Enterprises can offer more to bolster the security team, including creating alternative paths for those interested in cyber to enter the field. “Building career paths inside the organization is another great way to retain talent and increase job satisfaction among employees,” Watkins added. “This also creates a much broader recruiting field and makes it easier to fill more seasoned and unique roles with an existing employee who already knows the organization.”

It’s also about building a security-conscious culture to support the cybersecurity team’s mission.

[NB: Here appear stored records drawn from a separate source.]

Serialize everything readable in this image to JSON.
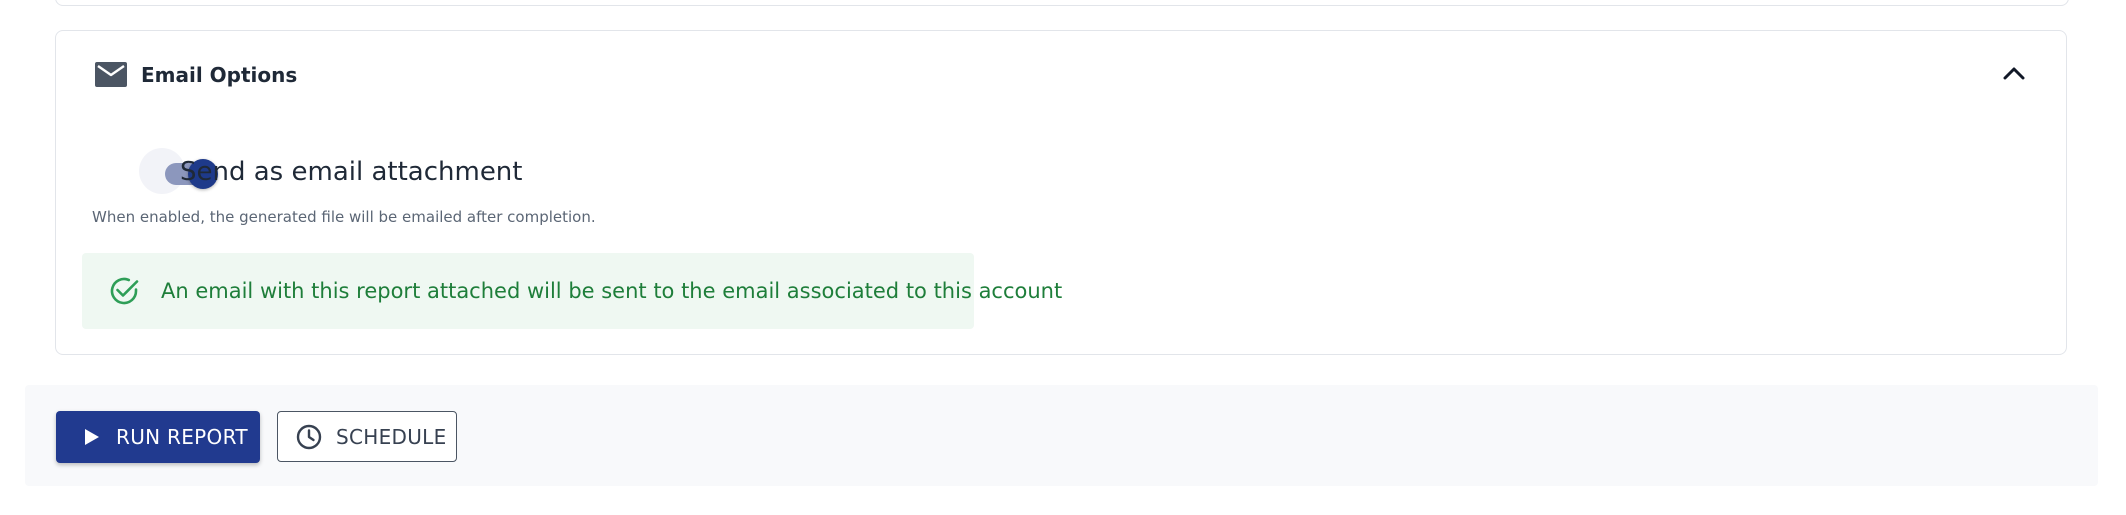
{
  "email_options": {
    "title": "Email Options",
    "icon": "mail-icon",
    "collapse_icon": "chevron-up-icon",
    "toggle": {
      "label": "Send as email attachment",
      "checked": true,
      "helper_text": "When enabled, the generated file will be emailed after completion."
    },
    "alert": {
      "icon": "check-circle-icon",
      "text": "An email with this report attached will be sent to the email associated to this account"
    }
  },
  "actions": {
    "run_label": "RUN REPORT",
    "run_icon": "play-icon",
    "schedule_label": "SCHEDULE",
    "schedule_icon": "clock-icon"
  },
  "colors": {
    "primary": "#213a8f",
    "success_text": "#1e7e3a",
    "success_bg": "#eff8f2",
    "toggle_track": "#8c97bd"
  }
}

“Clearly articulated roles and a career roadmap with opportunities for additional leadership and responsibilities can help attract young talent,” Watkins said. “An organization that includes security as a foundational necessity, and backs security with proper budget and authority, will help retain that talent.”

Businesses also need to get creative. This includes offering mental health services to employees who are stressed or providing upskilling opportunities for tech pros who want to explore new approaches to their jobs and careers.

“Employers can take some actions to assist in the mental health and well-being of their workforce. It is important to make counseling services and mental health resources accessible to employees,” Gopalakrishnan said. “To make up for personnel shortages, organizations should ensure they have enough employees and think about employing temporary workers when needed. Providing opportunities for upskilling and professional growth will make workers feel more capable of handling their duties.”